Il 23 settembre scorso quando Volodymyr Zelensky ha tenuto un atteso discorso davanti l'assise delle Nazioni Unite, diversi osservatori hanno percepito che l'atteggiamento di molti paesi stava cambiando. Non c'era infatti quella granitica decisione nel sostenere l'Ucraina invasa dalla Russia.

L'impressione è stata che la guerra non fosse più in cima all'agenda. L'interesse ovviamente è ancora cruciale ma stanno intervenendo dei fattori che all'inizio del conflitto non erano ancora emersi. L'elenco è lungo, dalla non catastrofica situazione economica in Russia, che si pensava sarebbe stata piegata dalle sanzioni e dall'isolamento internazionale, all'atteggiamento sibillino dei cinesi, dalle mosse indiane che con il leader Modi giocano su più tavoli, cosi come fanno i turchi.

Anche il recente incontro dei Brics che si è tenuto in Sud Africa ha mostrato uno schieramento di nazioni che intendono costruire un blocco geopolitico in primis anti americano. Lo stesso atteggiamento dei paesi latinoamericani e di quelli africani, per i quali il conflitto ucraino non è che una guerra regionale che ha come riflesso le difficoltà di importazioni di grano, stanno a dimostrare le difficoltà per Zelensky di raccogliere un sostegno che si dovrebbe concretizzare essenzialmente in aiuti militari.

Ma sono essenzialmente le situazioni interne di alcune nazioni a segnalare che il vento sta prendendo, forse, altre direzioni. A cominciare dagli Stati Uniti, il massimo contributore dell'Ucraina, che è stato attanagliato fino a due giorni fa in un dibattito tutto teso a scongiurare lo shutdown che avrebbe paralizzato il finanziamento al governo federale.

Gli Stati Uniti hanno stanziato fino ad ora oltre 110 miliardi di dollari in sostegno militare ed economico. Ma durante il fine settimana scorso il Congresso ha abbandonato i piani per dare all'Ucraina altri 6 miliardi.
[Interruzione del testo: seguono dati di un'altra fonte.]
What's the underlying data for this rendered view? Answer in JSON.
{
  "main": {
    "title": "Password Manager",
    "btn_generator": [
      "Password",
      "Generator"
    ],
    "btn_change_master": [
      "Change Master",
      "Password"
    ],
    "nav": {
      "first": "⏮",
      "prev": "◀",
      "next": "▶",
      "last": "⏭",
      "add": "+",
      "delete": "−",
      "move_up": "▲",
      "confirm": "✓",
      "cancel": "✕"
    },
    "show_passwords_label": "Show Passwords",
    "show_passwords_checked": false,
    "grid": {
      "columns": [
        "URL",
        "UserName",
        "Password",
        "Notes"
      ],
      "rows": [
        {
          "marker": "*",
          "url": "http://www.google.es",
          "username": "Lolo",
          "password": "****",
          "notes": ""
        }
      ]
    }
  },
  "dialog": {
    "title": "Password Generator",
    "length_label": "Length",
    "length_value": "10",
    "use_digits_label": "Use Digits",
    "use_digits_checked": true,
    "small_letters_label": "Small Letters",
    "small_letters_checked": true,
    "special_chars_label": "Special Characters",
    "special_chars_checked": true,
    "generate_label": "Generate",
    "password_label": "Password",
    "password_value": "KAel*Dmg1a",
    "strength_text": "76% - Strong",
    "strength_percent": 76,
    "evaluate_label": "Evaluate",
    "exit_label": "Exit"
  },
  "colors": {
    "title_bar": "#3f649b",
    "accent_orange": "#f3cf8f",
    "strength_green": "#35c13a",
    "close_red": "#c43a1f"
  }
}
Alla fine i Repubblicani hanno ceduto e consentito che non si andasse al blocco della macchina statale ma è chiaro che nel Gop, in particolare l'area trumpiana, si pensa che il flusso di denaro all'Ucraina dovrebbe essere frenato, oppure essere condizionato da una ulteriore spesa per la sicurezza delle frontiere.
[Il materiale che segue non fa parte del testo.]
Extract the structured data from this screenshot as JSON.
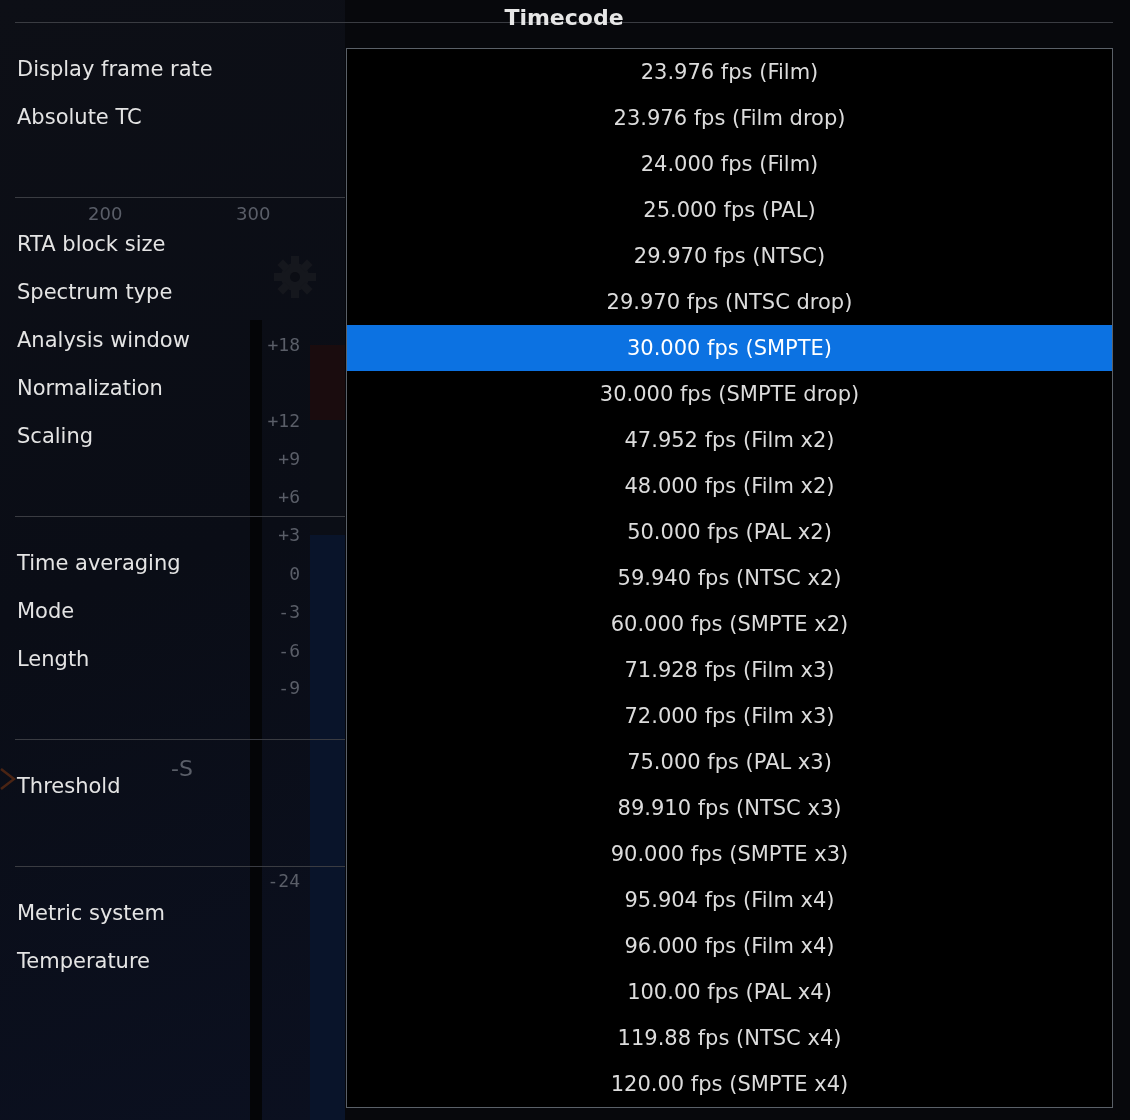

Nonostante ciò Biden ha promesso all'Ucraina altri 24 miliardi, ma è da vedere quanto questo possa pesare sulla sua rielezione visto che Trump non pare azzoppato dai guai giudiziari. In caso di una sua vittoria, il prossimo anno, potrebbe pesantemente condizionare il fronte internazionale pro Ucraina.

Ma gli scricchiolii si avvertono anche oltre oceano; i ministri degli Esteri dell'Ue hanno visitato Kiev lunedì, riunendosi collettivamente per la prima volta in una dimostrazione di compattezza. Josep Borrell, capo della politica estera di Bruxelles, ha dichiarato che l'Europa manterrà il suo sostegno militare ( finora per un valore di oltre 5 miliardi di euro), ma un risultato elettorale come quello verificatosi in Slovacchia sembra mettere in forse questa certezza.

Le elezioni infatti hanno visto prevalere il partito Smer di Robert Fico, anche se deve ancora essere formata una coalizione di governo. L'ex primo ministro e un populista, omofobo e anti immigrati, caratteristiche che lo accomunano anche all'ungherese Orban mai tenero con gli ucraini, tutta la sua campagna elettorale è stata centrata sulla promessa di porre fine al sostegno militare a Kiev. La sua propaganda è semplice: «Le persone in Slovacchia hanno problemi più grandi dell'Ucraina».

Chiusura e retorica che attraversano anche la Polonia dove a breve si terrà un'altra importante consultazione. Il partito di governo Legge e Giustizia ha promesso di fermare l'importazione di grano ucraino a basso costo a cui gli agricoltori polacchi si oppongono. Per il presidente, Andrzej Duda: «L'Ucraina come un uomo che sta annegando trascinando giù i suoi soccorritori». Il fronte internazionale dunque vivrà a breve ulteriori fibrillazioni che produrranno probabilmente una serie di veti incrociati anche per altre questioni, che si tratti della crisi globale, del costo della vita o dell'emergenza climatica.